Una delegación de Cygnus se había ido hace solo una semana, celebrando un matrimonio entre la familia gobernante Chen de Comor y su familia Imperial.
—También había varios Pilotos famosos de vacaciones en el planeta recientemente —ese tipo Keres Max, y la que tenía habilidades de combate cuerpo a cuerpo locas.
—Tarith Nico, ese era su nombre —General Ming se dio cuenta—, y todas las piezas encajaron en su mente.
El Cifrado de Saqueadores Tarith siendo descifrado instantáneamente, los informes de que la unidad se llamaba Compañía Comercial Terminus cuando los dos Pilotos más famosos ausentes del Imperio eran de Kepler Terminus.
La presencia de los nuevos Mecha, y esas Corvetas que se parecían tanto a las rumoreadas nuevas unidades del Patrón Comor.
—Él, un Inquisidor Imperial, había sido engañado por un par de pilotos que ni siquiera habían cumplido veinte años, y el General Tennant había pedido, oh tan humildemente, la asistencia de su propio equipo de Investigación y Desarrollo.
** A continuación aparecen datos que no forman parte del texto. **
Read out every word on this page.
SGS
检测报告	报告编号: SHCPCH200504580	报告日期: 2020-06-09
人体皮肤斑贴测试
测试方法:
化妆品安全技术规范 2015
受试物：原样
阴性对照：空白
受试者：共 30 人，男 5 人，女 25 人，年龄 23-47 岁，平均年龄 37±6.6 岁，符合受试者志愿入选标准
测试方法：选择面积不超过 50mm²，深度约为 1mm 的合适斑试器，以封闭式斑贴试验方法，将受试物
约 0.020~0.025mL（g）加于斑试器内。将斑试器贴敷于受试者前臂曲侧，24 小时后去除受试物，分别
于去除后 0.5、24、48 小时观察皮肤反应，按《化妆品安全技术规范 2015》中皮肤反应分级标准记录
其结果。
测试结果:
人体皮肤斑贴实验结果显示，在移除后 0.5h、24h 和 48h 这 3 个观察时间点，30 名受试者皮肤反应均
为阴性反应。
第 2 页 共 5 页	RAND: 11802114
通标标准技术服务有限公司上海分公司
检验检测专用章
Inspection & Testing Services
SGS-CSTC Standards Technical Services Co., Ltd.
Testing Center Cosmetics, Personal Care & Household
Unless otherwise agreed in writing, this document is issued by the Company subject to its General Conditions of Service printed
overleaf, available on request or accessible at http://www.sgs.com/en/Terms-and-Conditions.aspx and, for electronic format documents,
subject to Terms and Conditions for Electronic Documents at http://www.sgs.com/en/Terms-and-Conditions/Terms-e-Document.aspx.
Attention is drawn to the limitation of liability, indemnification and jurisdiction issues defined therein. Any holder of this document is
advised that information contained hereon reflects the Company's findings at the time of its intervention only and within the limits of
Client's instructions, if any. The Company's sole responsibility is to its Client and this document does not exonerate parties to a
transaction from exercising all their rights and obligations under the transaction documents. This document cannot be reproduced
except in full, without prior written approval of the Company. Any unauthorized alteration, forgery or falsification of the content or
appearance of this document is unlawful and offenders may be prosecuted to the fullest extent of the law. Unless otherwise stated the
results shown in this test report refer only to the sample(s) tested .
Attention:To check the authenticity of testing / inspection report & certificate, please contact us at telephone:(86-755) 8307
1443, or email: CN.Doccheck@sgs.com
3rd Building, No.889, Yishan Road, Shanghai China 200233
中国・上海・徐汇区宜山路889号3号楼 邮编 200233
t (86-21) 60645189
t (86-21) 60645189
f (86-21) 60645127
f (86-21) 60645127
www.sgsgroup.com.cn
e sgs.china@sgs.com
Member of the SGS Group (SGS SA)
—Luego los engañó para que los refuerzos les enviaran materiales para municiones de su propio suministro cuando no cabía duda de que el Abraham Kepler estaba cargado hasta los topes con todo lo imaginable para mantener funcionando a las Unidades de Prueba.
—El amigo de General Ming, John, tenía un punto sin embargo —lo mejor sería no decir ni una palabra de esto a nadie.
Limpiarían a los Klem, dejarían el sistema después de aceptar cualquier excusa sin sentido que el General Tennant encontrara para quedarse atrás y olvidar que esto había sucedido.
—Era la única manera sensata y segura de asegurarse de que los Regimientos que había acompañado aquí no fueran depurados como una amenaza para la Seguridad Nacional.
—No había manera de salvar al departamento de la Gobernanza del Sector, o a quienquiera que los hubiera informado, sin embargo.
—Pero esos eran los riesgos que tomaba un agente subversivo.
Podrían pensar que su causa era justa y noble, o incluso esencial para la supervivencia, pero si no estaban en el extremo ganador del juego, sus vidas se perdían por defecto.
—Cualquier idiota que hubiera puesto todo esto en movimiento más valía que sufriera una muerte muy lenta y dolorosa, o el General Ming no sería un hombre feliz cuando regresara a su estación.